Department of Civil and Environmental Engineering

Advisor 1

Zhanping You

Advisor 2

Qingli Dai

Committee Member 1

Jacob Hiller

Committee Member 2

Patricia Heiden


Foamed asphalt (water-foamed asphalt in this study) is formed by combining hot asphalt with a small amount of cold water, while emulsified asphalt is simply a suspension of small asphalt cement globules in water, which is assisted by an emulsifying agent (or surfactant). The foaming and emulsifying processes are the water-based physical and chemical processes in decreasing the apparent viscosity of asphalt, respectively. Both foamed and emulsified asphalt materials containing some free water, and have been widely used in the cold, half-warm, and warm mix asphalt productions. Also, the pavement surface treatments and maintenances are involved in these asphalt materials. However, it is limited to a profound understanding of mechanical performance and corresponding physicochemical properties. The objectives of this study are 1) to characterize the rheological properties of foamed and emulsified asphalt materials, 2) and to evaluate the mechanical properties of its mixtures in the applications of pavement construction, surface treatments, and pavement maintenances.

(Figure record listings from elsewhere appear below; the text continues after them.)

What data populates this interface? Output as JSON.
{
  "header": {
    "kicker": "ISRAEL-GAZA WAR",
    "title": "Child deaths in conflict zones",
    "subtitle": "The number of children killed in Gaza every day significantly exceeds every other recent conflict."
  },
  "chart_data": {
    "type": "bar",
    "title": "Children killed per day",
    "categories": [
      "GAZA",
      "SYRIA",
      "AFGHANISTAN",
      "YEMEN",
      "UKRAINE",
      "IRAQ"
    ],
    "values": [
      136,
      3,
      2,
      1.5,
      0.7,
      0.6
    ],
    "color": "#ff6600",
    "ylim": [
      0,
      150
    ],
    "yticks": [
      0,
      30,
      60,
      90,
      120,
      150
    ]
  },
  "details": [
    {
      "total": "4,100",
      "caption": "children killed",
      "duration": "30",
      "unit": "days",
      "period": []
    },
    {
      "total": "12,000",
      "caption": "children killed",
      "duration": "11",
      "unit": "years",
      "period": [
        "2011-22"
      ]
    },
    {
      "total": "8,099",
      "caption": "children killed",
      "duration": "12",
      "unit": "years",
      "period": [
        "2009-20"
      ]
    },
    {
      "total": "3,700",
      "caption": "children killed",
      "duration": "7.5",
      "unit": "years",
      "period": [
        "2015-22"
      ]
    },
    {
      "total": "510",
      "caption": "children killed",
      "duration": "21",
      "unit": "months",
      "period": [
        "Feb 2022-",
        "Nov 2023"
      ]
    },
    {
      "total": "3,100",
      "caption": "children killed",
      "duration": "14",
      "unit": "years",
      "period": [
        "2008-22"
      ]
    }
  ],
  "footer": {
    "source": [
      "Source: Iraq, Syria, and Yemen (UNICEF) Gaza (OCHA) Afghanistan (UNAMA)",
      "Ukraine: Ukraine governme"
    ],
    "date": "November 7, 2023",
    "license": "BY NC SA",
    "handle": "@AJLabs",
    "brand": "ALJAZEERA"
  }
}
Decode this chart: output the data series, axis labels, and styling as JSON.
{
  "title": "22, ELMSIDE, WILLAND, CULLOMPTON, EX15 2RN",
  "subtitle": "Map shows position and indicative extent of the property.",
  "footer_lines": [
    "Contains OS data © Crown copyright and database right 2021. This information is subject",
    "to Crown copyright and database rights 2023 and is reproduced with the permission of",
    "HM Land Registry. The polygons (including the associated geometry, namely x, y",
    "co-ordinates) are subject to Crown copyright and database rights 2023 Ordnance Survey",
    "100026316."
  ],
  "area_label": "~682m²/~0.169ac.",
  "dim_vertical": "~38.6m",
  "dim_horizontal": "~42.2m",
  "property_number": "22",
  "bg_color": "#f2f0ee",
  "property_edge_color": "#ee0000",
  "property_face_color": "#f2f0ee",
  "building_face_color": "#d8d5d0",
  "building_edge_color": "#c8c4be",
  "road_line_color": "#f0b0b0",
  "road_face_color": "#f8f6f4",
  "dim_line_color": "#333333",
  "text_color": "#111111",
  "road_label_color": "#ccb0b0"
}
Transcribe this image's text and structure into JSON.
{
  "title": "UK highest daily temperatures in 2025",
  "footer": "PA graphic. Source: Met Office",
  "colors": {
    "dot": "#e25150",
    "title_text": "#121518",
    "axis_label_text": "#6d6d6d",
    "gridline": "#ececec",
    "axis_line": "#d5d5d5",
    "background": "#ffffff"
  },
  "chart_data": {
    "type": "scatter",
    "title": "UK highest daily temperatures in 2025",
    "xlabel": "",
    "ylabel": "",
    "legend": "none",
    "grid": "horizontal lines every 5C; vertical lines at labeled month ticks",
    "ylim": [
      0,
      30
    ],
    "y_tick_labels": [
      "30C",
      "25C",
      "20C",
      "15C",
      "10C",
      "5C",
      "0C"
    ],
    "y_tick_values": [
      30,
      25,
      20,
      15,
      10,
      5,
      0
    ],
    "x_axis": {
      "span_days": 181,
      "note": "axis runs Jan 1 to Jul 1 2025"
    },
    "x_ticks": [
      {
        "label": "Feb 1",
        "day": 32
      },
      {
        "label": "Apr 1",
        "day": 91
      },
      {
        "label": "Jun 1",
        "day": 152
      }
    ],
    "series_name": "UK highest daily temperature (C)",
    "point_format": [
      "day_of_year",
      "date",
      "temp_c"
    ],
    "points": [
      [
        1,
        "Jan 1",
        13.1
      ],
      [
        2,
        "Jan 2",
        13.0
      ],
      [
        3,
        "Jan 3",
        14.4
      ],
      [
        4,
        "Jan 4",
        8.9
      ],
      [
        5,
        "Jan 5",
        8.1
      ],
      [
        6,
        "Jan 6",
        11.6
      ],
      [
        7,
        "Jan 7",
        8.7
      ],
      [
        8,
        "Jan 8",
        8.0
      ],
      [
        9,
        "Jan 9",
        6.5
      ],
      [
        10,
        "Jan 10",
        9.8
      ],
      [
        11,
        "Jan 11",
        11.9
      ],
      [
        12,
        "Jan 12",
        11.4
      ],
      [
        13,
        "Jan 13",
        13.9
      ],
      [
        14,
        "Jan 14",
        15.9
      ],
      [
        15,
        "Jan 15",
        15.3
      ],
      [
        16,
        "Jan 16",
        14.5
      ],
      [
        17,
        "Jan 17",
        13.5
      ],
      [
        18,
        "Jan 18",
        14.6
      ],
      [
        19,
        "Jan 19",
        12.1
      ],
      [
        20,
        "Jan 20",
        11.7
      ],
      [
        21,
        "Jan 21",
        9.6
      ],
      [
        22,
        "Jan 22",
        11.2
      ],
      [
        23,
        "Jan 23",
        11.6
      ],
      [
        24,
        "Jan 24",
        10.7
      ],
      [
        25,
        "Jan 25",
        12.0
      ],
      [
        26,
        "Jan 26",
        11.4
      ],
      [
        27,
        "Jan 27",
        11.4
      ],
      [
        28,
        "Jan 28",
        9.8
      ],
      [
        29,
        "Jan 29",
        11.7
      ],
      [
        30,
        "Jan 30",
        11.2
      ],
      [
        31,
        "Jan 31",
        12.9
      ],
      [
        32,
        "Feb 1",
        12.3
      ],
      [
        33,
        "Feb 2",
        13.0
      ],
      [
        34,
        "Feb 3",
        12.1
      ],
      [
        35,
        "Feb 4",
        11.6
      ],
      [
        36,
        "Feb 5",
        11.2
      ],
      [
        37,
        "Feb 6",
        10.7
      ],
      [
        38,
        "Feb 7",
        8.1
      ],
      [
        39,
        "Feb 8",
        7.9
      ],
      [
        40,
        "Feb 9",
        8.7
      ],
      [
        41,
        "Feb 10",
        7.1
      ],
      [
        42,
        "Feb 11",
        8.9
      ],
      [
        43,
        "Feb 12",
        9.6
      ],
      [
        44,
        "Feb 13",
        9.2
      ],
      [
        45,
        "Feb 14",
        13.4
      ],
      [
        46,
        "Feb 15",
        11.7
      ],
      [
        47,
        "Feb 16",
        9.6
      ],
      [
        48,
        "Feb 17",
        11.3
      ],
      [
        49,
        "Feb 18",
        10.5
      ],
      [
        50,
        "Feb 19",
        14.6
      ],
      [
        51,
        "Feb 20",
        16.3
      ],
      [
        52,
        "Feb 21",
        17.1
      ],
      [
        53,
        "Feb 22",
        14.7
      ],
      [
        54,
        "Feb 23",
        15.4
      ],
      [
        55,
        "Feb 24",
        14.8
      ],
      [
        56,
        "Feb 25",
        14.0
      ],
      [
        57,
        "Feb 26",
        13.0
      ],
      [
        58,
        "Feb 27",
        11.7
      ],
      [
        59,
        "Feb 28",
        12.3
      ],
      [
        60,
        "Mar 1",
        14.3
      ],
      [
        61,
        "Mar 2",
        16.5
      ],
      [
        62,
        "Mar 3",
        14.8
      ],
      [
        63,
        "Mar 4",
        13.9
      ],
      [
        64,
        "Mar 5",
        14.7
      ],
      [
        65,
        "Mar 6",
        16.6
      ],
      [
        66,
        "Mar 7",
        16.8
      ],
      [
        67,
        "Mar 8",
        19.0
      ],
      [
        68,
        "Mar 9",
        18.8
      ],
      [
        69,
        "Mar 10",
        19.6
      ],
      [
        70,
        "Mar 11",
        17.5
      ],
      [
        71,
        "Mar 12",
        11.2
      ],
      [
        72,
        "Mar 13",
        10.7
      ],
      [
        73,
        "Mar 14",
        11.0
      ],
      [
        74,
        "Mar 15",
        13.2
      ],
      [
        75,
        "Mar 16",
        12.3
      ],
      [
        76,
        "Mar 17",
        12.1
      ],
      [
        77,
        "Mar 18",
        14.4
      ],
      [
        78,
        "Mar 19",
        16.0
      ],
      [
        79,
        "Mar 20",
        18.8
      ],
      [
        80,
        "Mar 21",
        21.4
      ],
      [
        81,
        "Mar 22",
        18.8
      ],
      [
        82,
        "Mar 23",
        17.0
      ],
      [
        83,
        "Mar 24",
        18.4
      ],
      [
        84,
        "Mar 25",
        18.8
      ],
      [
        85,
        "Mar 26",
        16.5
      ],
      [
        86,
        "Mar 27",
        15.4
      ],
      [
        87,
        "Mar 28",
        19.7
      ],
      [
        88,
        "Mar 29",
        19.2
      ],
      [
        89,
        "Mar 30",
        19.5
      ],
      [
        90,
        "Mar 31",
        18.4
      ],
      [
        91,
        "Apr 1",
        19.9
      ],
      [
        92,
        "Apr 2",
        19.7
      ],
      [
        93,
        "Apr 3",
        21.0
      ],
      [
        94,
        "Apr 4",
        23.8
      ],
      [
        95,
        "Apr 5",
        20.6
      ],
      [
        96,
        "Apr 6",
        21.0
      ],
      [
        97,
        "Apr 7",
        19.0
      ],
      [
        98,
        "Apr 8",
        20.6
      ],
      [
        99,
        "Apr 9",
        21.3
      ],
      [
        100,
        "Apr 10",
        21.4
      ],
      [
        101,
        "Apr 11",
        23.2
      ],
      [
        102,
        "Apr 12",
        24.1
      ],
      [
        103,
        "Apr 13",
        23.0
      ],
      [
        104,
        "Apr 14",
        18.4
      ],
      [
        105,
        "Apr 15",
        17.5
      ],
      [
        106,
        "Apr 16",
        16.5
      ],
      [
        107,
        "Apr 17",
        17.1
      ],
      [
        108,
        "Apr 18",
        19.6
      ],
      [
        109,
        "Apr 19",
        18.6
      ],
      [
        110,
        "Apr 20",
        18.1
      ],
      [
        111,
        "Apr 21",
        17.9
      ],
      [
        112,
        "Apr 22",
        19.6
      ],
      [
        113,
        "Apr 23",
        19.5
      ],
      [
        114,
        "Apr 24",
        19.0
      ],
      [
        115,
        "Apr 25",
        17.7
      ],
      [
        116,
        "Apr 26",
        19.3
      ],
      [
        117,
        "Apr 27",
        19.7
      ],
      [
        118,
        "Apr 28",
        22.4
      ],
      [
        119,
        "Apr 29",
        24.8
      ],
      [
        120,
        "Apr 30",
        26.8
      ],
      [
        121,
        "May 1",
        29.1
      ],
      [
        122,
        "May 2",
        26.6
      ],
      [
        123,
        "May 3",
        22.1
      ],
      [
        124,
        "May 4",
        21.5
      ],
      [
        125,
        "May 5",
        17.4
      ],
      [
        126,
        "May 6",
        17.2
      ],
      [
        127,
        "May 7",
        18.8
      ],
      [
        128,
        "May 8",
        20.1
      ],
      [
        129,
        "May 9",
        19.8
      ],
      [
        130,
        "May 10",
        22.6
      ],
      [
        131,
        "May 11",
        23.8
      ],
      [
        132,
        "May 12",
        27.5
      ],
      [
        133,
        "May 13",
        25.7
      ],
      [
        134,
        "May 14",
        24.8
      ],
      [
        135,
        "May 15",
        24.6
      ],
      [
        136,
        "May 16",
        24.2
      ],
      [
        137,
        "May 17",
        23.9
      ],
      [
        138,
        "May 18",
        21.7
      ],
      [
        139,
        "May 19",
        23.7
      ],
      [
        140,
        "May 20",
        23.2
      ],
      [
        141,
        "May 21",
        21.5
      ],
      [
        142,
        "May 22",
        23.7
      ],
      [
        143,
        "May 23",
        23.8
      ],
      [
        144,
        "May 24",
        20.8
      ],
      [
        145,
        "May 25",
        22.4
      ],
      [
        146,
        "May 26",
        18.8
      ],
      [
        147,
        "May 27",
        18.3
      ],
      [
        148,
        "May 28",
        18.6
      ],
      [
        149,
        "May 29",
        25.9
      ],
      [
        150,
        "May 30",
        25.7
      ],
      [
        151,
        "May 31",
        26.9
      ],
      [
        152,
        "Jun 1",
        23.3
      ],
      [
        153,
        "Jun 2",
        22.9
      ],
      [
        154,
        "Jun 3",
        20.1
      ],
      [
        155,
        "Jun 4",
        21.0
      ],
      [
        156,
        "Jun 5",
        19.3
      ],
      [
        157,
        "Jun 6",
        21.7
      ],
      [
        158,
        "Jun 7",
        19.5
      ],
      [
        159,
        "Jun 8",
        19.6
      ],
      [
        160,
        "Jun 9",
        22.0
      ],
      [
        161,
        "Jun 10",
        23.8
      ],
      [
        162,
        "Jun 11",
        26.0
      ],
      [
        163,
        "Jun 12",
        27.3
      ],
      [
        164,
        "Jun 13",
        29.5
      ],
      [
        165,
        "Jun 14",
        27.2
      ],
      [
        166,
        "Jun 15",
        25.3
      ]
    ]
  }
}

The rheological behavior of foamed asphalt was measured at various temperatures and with different water content can provide the apparent viscosity and agitation torque of the foamed asphalt. Besides, according to the dynamic foaming processes of the foamed asphalt, this study successfully applied the dynamic movement of water vapor or bubble in foamed asphalt to disperse the nano hydrated lime (NHL) particles in the suspensions into the asphalt. The dispersion condition and the microstructure of the nanoparticles in the asphalt were evaluated via scanning electron microscopy (SEM) and X-ray diffraction (XRD), respectively. A surfactant of sodium dodecylbenzene sulfonate was added to the water to form suspensions before inserted into the hot asphalt. Also, the study characterized the impacts of the foaming condition and the multiple freeze-thaw cycles on the laboratory tensile strength tests via Materials Testing System (MTS) of the foamed asphalt mixtures. Then, the nondestructive ultrasonic direct test was applied to assess the foamed asphalt mixture damage level after the multiple freeze-thaw cycles.

Meanwhile, for another kind of asphalt material containing free water (emulsified asphalt), the interactions of asphalt and water in the emulsified asphalt were characterized first. The moisture (or water) retention of emulsified asphalts during the oven heating was applied to assess the emulsification stability at different acidic and alkaline levels. The dynamic shear rheometer (DSR) experiments characterized the apparent viscosity and rutting indicator as to the parameters for expressing the rheological properties of both emulsified asphalts and the individual residues. The Fourier-transform infrared spectroscopy (FT/IR) analyzed the interactions of asphalt and water in emulsified asphalt from the perspective of molecular chemistry. After that, the application of emulsified asphalt on pavement maintenance; the example of chip-seal was involved. These studies tested the adhesion, interface bond strength, and shear bond strength for the pavement underlying chip-seal. Two innovative laboratory chip-seal tests, Michigan Tech’s interface bond test (IBT) and Michigan Tech’s shear bond test (SBT), were developed in this study. The testing results concluded that the new developed chip-seal tests are useful in evaluating the bonding performance between the chip-seal and pavements.